Comme pour nombre de créations réalisées par les écrivains travaillant la littérature en contexte numérique, on précisera que Lisières Limites a d’abord été pensé et esquissé sur la toile, au fil de l’eau, dans l’espace d’un site, en l’occurrence celui que le collectif dédie au projet protéiforme Les Villes Passagères (devenu collection d’ouvrages) qui se présente comme une « déambulation fictive et réelle, entre le visible et l’invisible, le connu et l’inconnu, le spectaculaire et le caché, les marges, les strates, les temps ». Lectrices et lecteurs pourront ainsi apprécier à leur guise dans cette enceinte certains fragments sonores donnant à entendre quelques passages du temps de l’écriture – prémices du texte aujourd’hui advenu.

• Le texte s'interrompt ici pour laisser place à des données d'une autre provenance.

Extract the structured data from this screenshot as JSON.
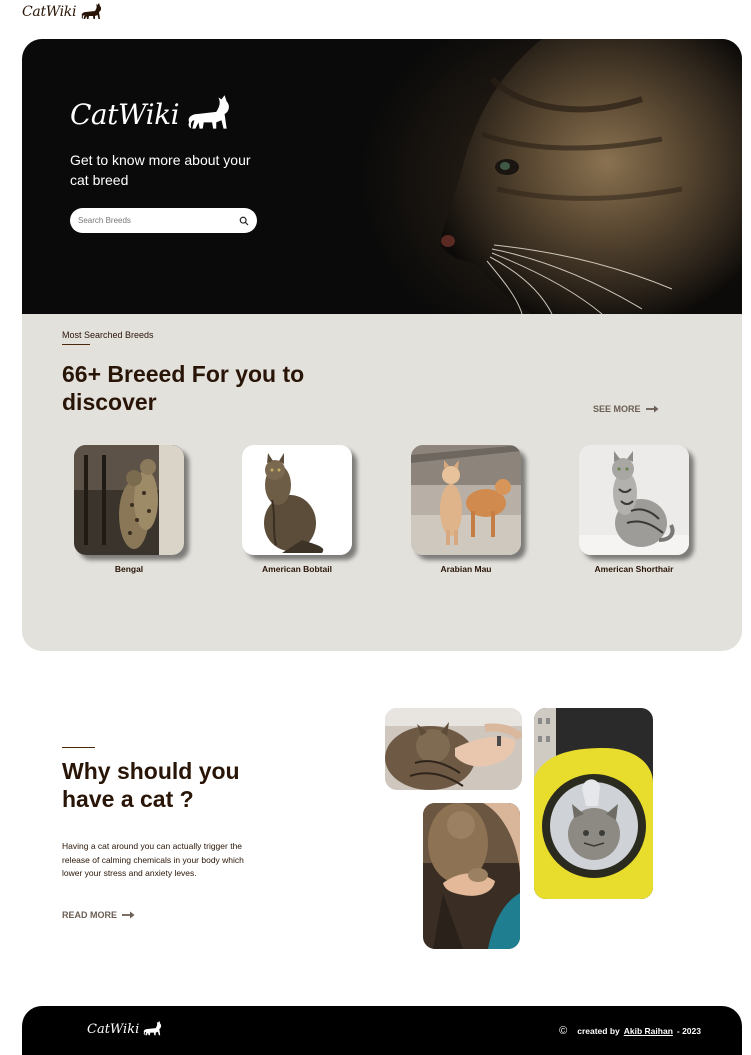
{
  "brand": {
    "name": "CatWiki"
  },
  "hero": {
    "tagline": "Get to know more about your cat breed",
    "search_placeholder": "Search Breeds"
  },
  "breeds_section": {
    "eyebrow": "Most Searched Breeds",
    "heading": "66+ Breeed For you to discover",
    "see_more": "SEE MORE",
    "breeds": [
      {
        "name": "Bengal"
      },
      {
        "name": "American Bobtail"
      },
      {
        "name": "Arabian Mau"
      },
      {
        "name": "American Shorthair"
      }
    ]
  },
  "why_section": {
    "heading": "Why should you have a cat ?",
    "text": "Having a cat around you can actually trigger the release of calming chemicals in your body which lower your stress and anxiety leves.",
    "read_more": "READ MORE"
  },
  "footer": {
    "copyright_symbol": "©",
    "created_by": "created by",
    "author": "Akib Raihan",
    "year_suffix": "- 2023"
  },
  "colors": {
    "text_dark": "#291507",
    "section_bg": "#e3e1dc",
    "footer_bg": "#000000",
    "link_muted": "#6b5e54"
  },
  "icons": [
    "cat-silhouette-icon",
    "search-icon",
    "arrow-right-icon",
    "copyright-icon"
  ]
}
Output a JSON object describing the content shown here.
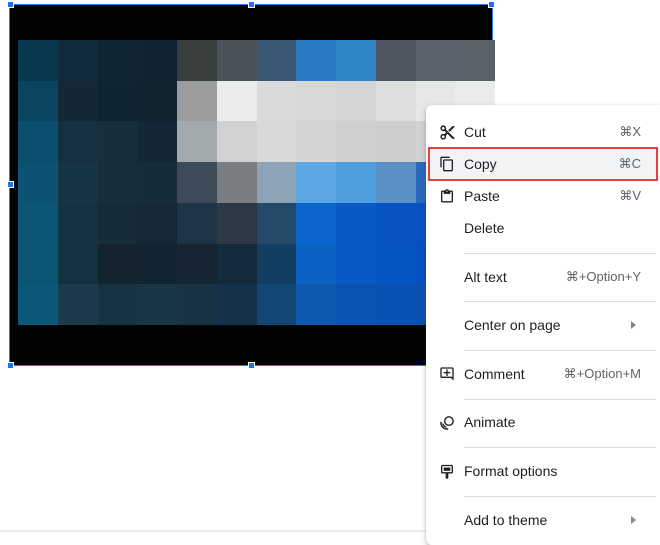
{
  "context_menu": {
    "cut": {
      "label": "Cut",
      "shortcut": "⌘X",
      "icon": "scissors-icon"
    },
    "copy": {
      "label": "Copy",
      "shortcut": "⌘C",
      "icon": "copy-icon",
      "highlighted": true
    },
    "paste": {
      "label": "Paste",
      "shortcut": "⌘V",
      "icon": "clipboard-icon"
    },
    "delete": {
      "label": "Delete"
    },
    "alt_text": {
      "label": "Alt text",
      "shortcut": "⌘+Option+Y"
    },
    "center_on_page": {
      "label": "Center on page",
      "has_submenu": true
    },
    "comment": {
      "label": "Comment",
      "shortcut": "⌘+Option+M",
      "icon": "add-comment-icon"
    },
    "animate": {
      "label": "Animate",
      "icon": "animate-icon"
    },
    "format_options": {
      "label": "Format options",
      "icon": "format-options-icon"
    },
    "add_to_theme": {
      "label": "Add to theme",
      "has_submenu": true
    }
  },
  "colors": {
    "selection": "#1a73e8",
    "highlight_border": "#e5403a",
    "menu_hover": "#f1f3f4",
    "shortcut_text": "#5f6368"
  }
}
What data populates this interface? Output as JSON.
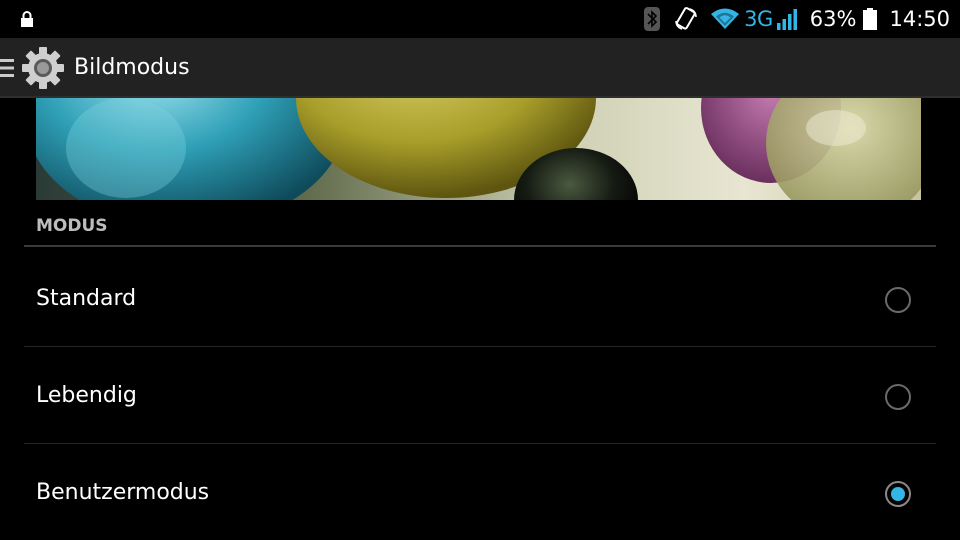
{
  "status_bar": {
    "icons": [
      "lock-icon",
      "bluetooth-icon",
      "screen-rotation-icon",
      "wifi-icon",
      "signal-icon",
      "battery-icon"
    ],
    "network_type": "3G",
    "battery_percent": "63%",
    "time": "14:50",
    "accent_color": "#33b5e5"
  },
  "action_bar": {
    "title": "Bildmodus",
    "icons": [
      "menu-icon",
      "settings-gear-icon"
    ]
  },
  "section": {
    "header": "MODUS"
  },
  "options": [
    {
      "label": "Standard",
      "selected": false
    },
    {
      "label": "Lebendig",
      "selected": false
    },
    {
      "label": "Benutzermodus",
      "selected": true
    }
  ]
}
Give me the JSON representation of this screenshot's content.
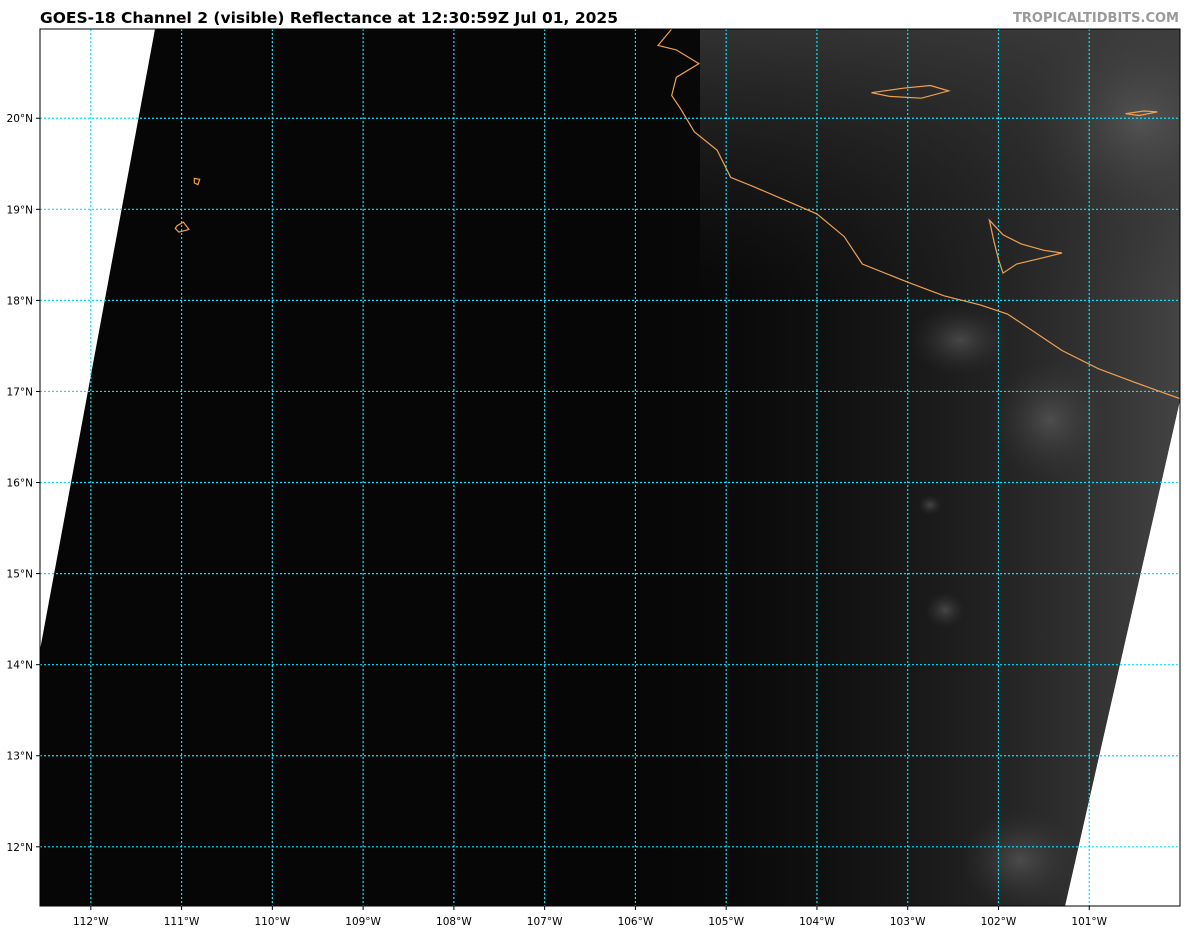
{
  "header": {
    "title": "GOES-18 Channel 2 (visible) Reflectance at 12:30:59Z Jul 01, 2025",
    "credit": "TROPICALTIDBITS.COM"
  },
  "map": {
    "projection": "lat-lon",
    "lon_range": [
      -112.56,
      -100.0
    ],
    "lat_range": [
      11.35,
      20.98
    ],
    "lon_ticks": [
      {
        "value": -112,
        "label": "112°W"
      },
      {
        "value": -111,
        "label": "111°W"
      },
      {
        "value": -110,
        "label": "110°W"
      },
      {
        "value": -109,
        "label": "109°W"
      },
      {
        "value": -108,
        "label": "108°W"
      },
      {
        "value": -107,
        "label": "107°W"
      },
      {
        "value": -106,
        "label": "106°W"
      },
      {
        "value": -105,
        "label": "105°W"
      },
      {
        "value": -104,
        "label": "104°W"
      },
      {
        "value": -103,
        "label": "103°W"
      },
      {
        "value": -102,
        "label": "102°W"
      },
      {
        "value": -101,
        "label": "101°W"
      }
    ],
    "lat_ticks": [
      {
        "value": 20,
        "label": "20°N"
      },
      {
        "value": 19,
        "label": "19°N"
      },
      {
        "value": 18,
        "label": "18°N"
      },
      {
        "value": 17,
        "label": "17°N"
      },
      {
        "value": 16,
        "label": "16°N"
      },
      {
        "value": 15,
        "label": "15°N"
      },
      {
        "value": 14,
        "label": "14°N"
      },
      {
        "value": 13,
        "label": "13°N"
      },
      {
        "value": 12,
        "label": "12°N"
      }
    ],
    "colors": {
      "gridlines": "#00e5ff",
      "coastline": "#f0a050",
      "no_data": "#ffffff",
      "ocean": "#060606",
      "cloud": "#5a5a5a"
    },
    "gridlines": true,
    "coastline_mexico": [
      [
        -105.6,
        20.98
      ],
      [
        -105.75,
        20.8
      ],
      [
        -105.55,
        20.75
      ],
      [
        -105.3,
        20.6
      ],
      [
        -105.55,
        20.45
      ],
      [
        -105.6,
        20.25
      ],
      [
        -105.5,
        20.1
      ],
      [
        -105.35,
        19.85
      ],
      [
        -105.1,
        19.65
      ],
      [
        -104.95,
        19.35
      ],
      [
        -104.7,
        19.25
      ],
      [
        -104.35,
        19.1
      ],
      [
        -104.0,
        18.95
      ],
      [
        -103.7,
        18.7
      ],
      [
        -103.5,
        18.4
      ],
      [
        -103.0,
        18.2
      ],
      [
        -102.6,
        18.05
      ],
      [
        -102.2,
        17.95
      ],
      [
        -101.9,
        17.85
      ],
      [
        -101.6,
        17.65
      ],
      [
        -101.3,
        17.45
      ],
      [
        -100.9,
        17.25
      ],
      [
        -100.5,
        17.1
      ],
      [
        -100.0,
        16.92
      ]
    ],
    "islands": [
      [
        [
          -110.86,
          19.34
        ],
        [
          -110.8,
          19.33
        ],
        [
          -110.82,
          19.27
        ],
        [
          -110.86,
          19.29
        ]
      ],
      [
        [
          -111.05,
          18.82
        ],
        [
          -110.98,
          18.86
        ],
        [
          -110.92,
          18.78
        ],
        [
          -111.03,
          18.75
        ],
        [
          -111.07,
          18.79
        ]
      ],
      [
        [
          -103.4,
          20.28
        ],
        [
          -103.05,
          20.33
        ],
        [
          -102.75,
          20.36
        ],
        [
          -102.55,
          20.3
        ],
        [
          -102.85,
          20.22
        ],
        [
          -103.2,
          20.24
        ]
      ],
      [
        [
          -100.6,
          20.05
        ],
        [
          -100.4,
          20.08
        ],
        [
          -100.25,
          20.07
        ],
        [
          -100.45,
          20.03
        ]
      ]
    ],
    "lake": [
      [
        -102.1,
        18.88
      ],
      [
        -101.95,
        18.72
      ],
      [
        -101.75,
        18.62
      ],
      [
        -101.5,
        18.55
      ],
      [
        -101.3,
        18.52
      ],
      [
        -101.5,
        18.47
      ],
      [
        -101.8,
        18.4
      ],
      [
        -101.95,
        18.3
      ],
      [
        -102.0,
        18.45
      ],
      [
        -102.05,
        18.65
      ]
    ]
  }
}
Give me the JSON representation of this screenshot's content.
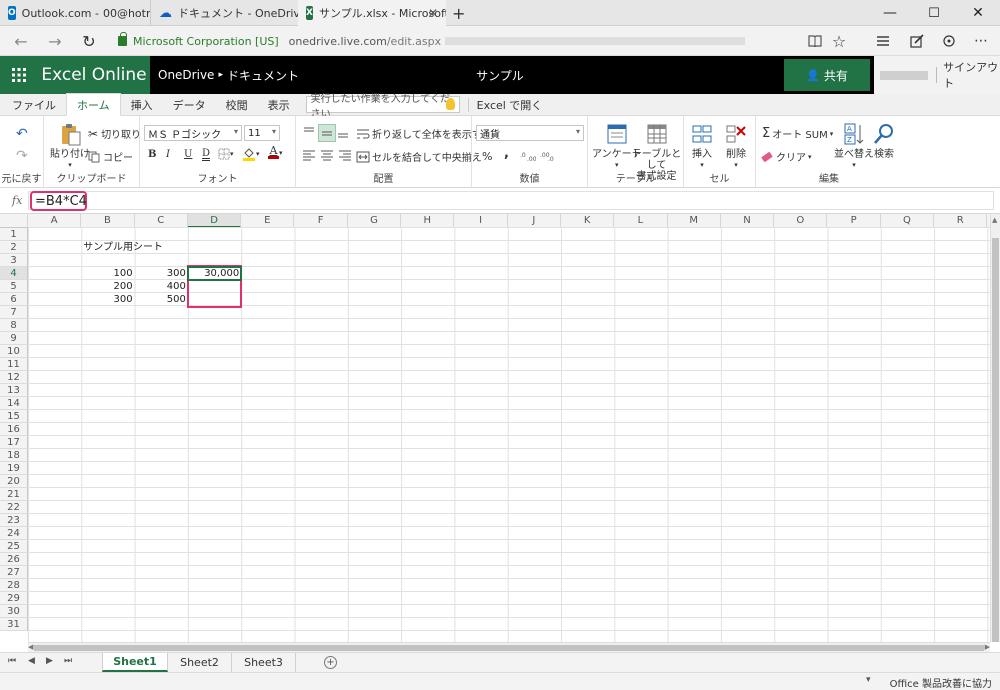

Que vous passiez ou non aux abords de l’écoquartier de Châtenay-Malabry, en région Île-de-France, Lisières Limites, est un indispensable à la fois vibrant et exigeant dont Pro/p(r)ose Magazine ne peut que vous recommander chaleureusement la (re)découverte.

76 pages
Epub ou Mobi
La couverture de l’ebook ici reprise en illustration est réalisée par la graphiste Roxane Lecomte dite La Dame au Chapal.